The Think Tank

A Really Hairy Situation

by on May.18, 2010, under Tidbits

As we’ve all been seeing and hearing on the nightly news, the Deepwater Horizon disaster is a shocking calamity.  The original estimates of 5,000 gallons of oil gushing into the sea every day appear to have been greatly underestimated.  According to an article in The NY Times there may be as much as 200,000 gallons of oil freeflowing into the Gulf of Mexico per day,  and with an expected time-line of 90 days before a relief well can be drilled, this could and probably will become the worst environmental disaster this country – and perhaps the world – has ever seen.

Several different solutions have been tried, running the technological gambit: two different attempts at covering the break in the wellhead with large concrete “boxes” have both failed, a smaller pipe was inserted into the well to and staunch the flow which failed as well, and now they are trying something called a junkshot – litterally putting garbage in the pipe and hoping that it will fill the gaps and fissures in the ruptured concrete enough to allow the wellhead to be filled with mud and concrete.

Making matters worse we now have evidence that huge plumes of oil are building underwater instead of rising to the surface, some measuring as large as 10 miles long, three miles wide and 300 feet thick.  These plumes are having an unexpected consequence: the oil is consuming the oxygen in the surrounding water that isn’t contaminated with petroleum, which could very quickly leave large swatches of ocean uninhabitable for local sea life.  Naturally, this will have an even larger impact on the beleaguered seafood trade in Lousiana, not to mention the environmental impact on the whole Gulf Coast region.

For the oil that is reaching the surface and beaches, there is also some interesting and innovative techniques being used to contain and clean up the oil.  One very successful discovery from the infamous Exxon Valdez spill in Alaska’s Prince William Sound was that human hair and bird feathers soak up petroleum better than almost anything else on earth.

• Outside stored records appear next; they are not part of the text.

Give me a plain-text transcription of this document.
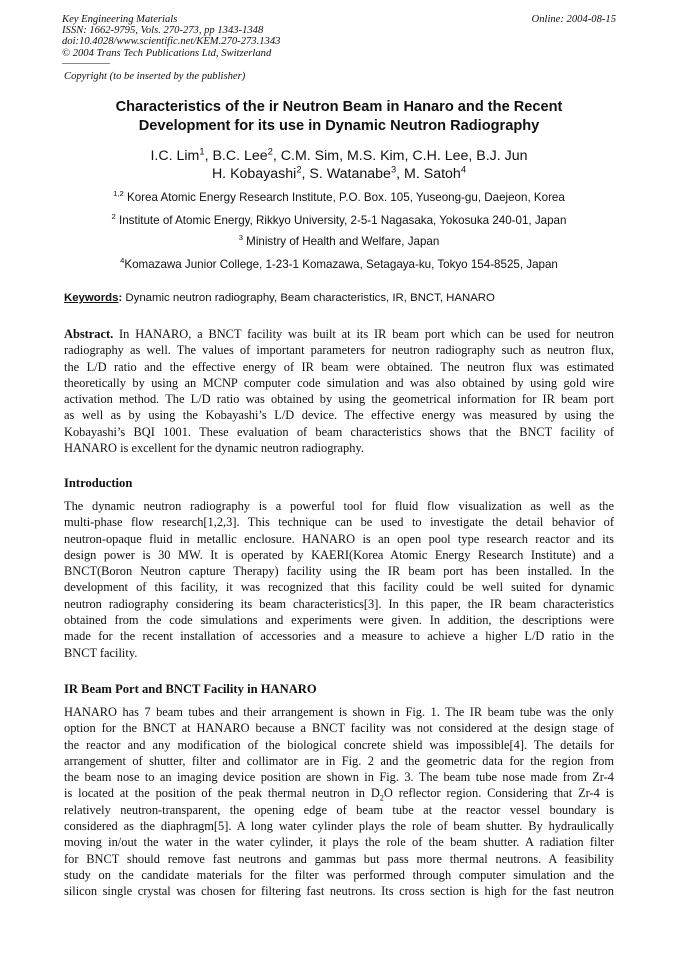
Key Engineering Materials
ISSN: 1662-9795, Vols. 270-273, pp 1343-1348
doi:10.4028/www.scientific.net/KEM.270-273.1343
© 2004 Trans Tech Publications Ltd, Switzerland
Online: 2004-08-15
Copyright (to be inserted by the publisher)
Characteristics of the ir Neutron Beam in Hanaro and the Recent
Development for its use in Dynamic Neutron Radiography
I.C. Lim$^1$, B.C. Lee$^2$, C.M. Sim, M.S. Kim, C.H. Lee, B.J. Jun
H. Kobayashi$^2$, S. Watanabe$^3$, M. Satoh$^4$
$^{1,2}$ Korea Atomic Energy Research Institute, P.O. Box. 105, Yuseong-gu, Daejeon, Korea
$^2$ Institute of Atomic Energy, Rikkyo University, 2-5-1 Nagasaka, Yokosuka 240-01, Japan
$^3$ Ministry of Health and Welfare, Japan
$^4$Komazawa Junior College, 1-23-1 Komazawa, Setagaya-ku, Tokyo 154-8525, Japan
Keywords: Dynamic neutron radiography, Beam characteristics, IR, BNCT, HANARO
Abstract. In HANARO, a BNCT facility was built at its IR beam port which can be used for neutron
radiography as well. The values of important parameters for neutron radiography such as neutron flux,
the L/D ratio and the effective energy of IR beam were obtained. The neutron flux was estimated
theoretically by using an MCNP computer code simulation and was also obtained by using gold wire
activation method. The L/D ratio was obtained by using the geometrical information for IR beam port
as well as by using the Kobayashi’s L/D device. The effective energy was measured by using the
Kobayashi’s BQI 1001. These evaluation of beam characteristics shows that the BNCT facility of
HANARO is excellent for the dynamic neutron radiography.
Introduction
The dynamic neutron radiography is a powerful tool for fluid flow visualization as well as the
multi-phase flow research[1,2,3]. This technique can be used to investigate the detail behavior of
neutron-opaque fluid in metallic enclosure. HANARO is an open pool type research reactor and its
design power is 30 MW. It is operated by KAERI(Korea Atomic Energy Research Institute) and a
BNCT(Boron Neutron capture Therapy) facility using the IR beam port has been installed. In the
development of this facility, it was recognized that this facility could be well suited for dynamic
neutron radiography considering its beam characteristics[3]. In this paper, the IR beam characteristics
obtained from the code simulations and experiments were given. In addition, the descriptions were
made for the recent installation of accessories and a measure to achieve a higher L/D ratio in the
BNCT facility.
IR Beam Port and BNCT Facility in HANARO
HANARO has 7 beam tubes and their arrangement is shown in Fig. 1. The IR beam tube was the only
option for the BNCT at HANARO because a BNCT facility was not considered at the design stage of
the reactor and any modification of the biological concrete shield was impossible[4]. The details for
arrangement of shutter, filter and collimator are in Fig. 2 and the geometric data for the region from
the beam nose to an imaging device position are shown in Fig. 3. The beam tube nose made from Zr-4
is located at the position of the peak thermal neutron in $D_2O$ reflector region. Considering that Zr-4 is
relatively neutron-transparent, the opening edge of beam tube at the reactor vessel boundary is
considered as the diaphragm[5]. A long water cylinder plays the role of beam shutter. By hydraulically
moving in/out the water in the water cylinder, it plays the role of the beam shutter. A radiation filter
for BNCT should remove fast neutrons and gammas but pass more thermal neutrons. A feasibility
study on the candidate materials for the filter was performed through computer simulation and the
silicon single crystal was chosen for filtering fast neutrons. Its cross section is high for the fast neutron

To that end salons all over the country are donating hair to the recovery effort, lead by San Francisco’s Matter of Trust, a non-profit organization which is donating more than 400,000 pounds of hair to the clean up effort.  But you can’t just drop all those locks on the oily ocean and let it form one big, nasty matted mess.  You have to hold the hair in something… and that something apparently is pantyhose.

Hanesbrands, Inc. is donating more than 50,000 pairs of pantyhose to the clean-up efforts through various organizations.  As interesting and peculiar as that may be, here is the Tidbit: pantyhose production is drastically down from where is was 20 years ago when the Valdez spilled her toxic cargo in Alaska.  Women by and large do not wear them any more.

So wear – I mean where – were those 50,000 pairs that Hanesbrands is donating going to if most women in the country have given up hosiery?

San Francisco.

Apparently pantyhose is still quite popular in the City by the Bay.  Most of the reputable news sources I have found fail to offer a suggestion for why this may be, but there are of course many jokes and rumors flying around.  All we know for sure is that San Franciscans are going to be going bare-legged for the next little while.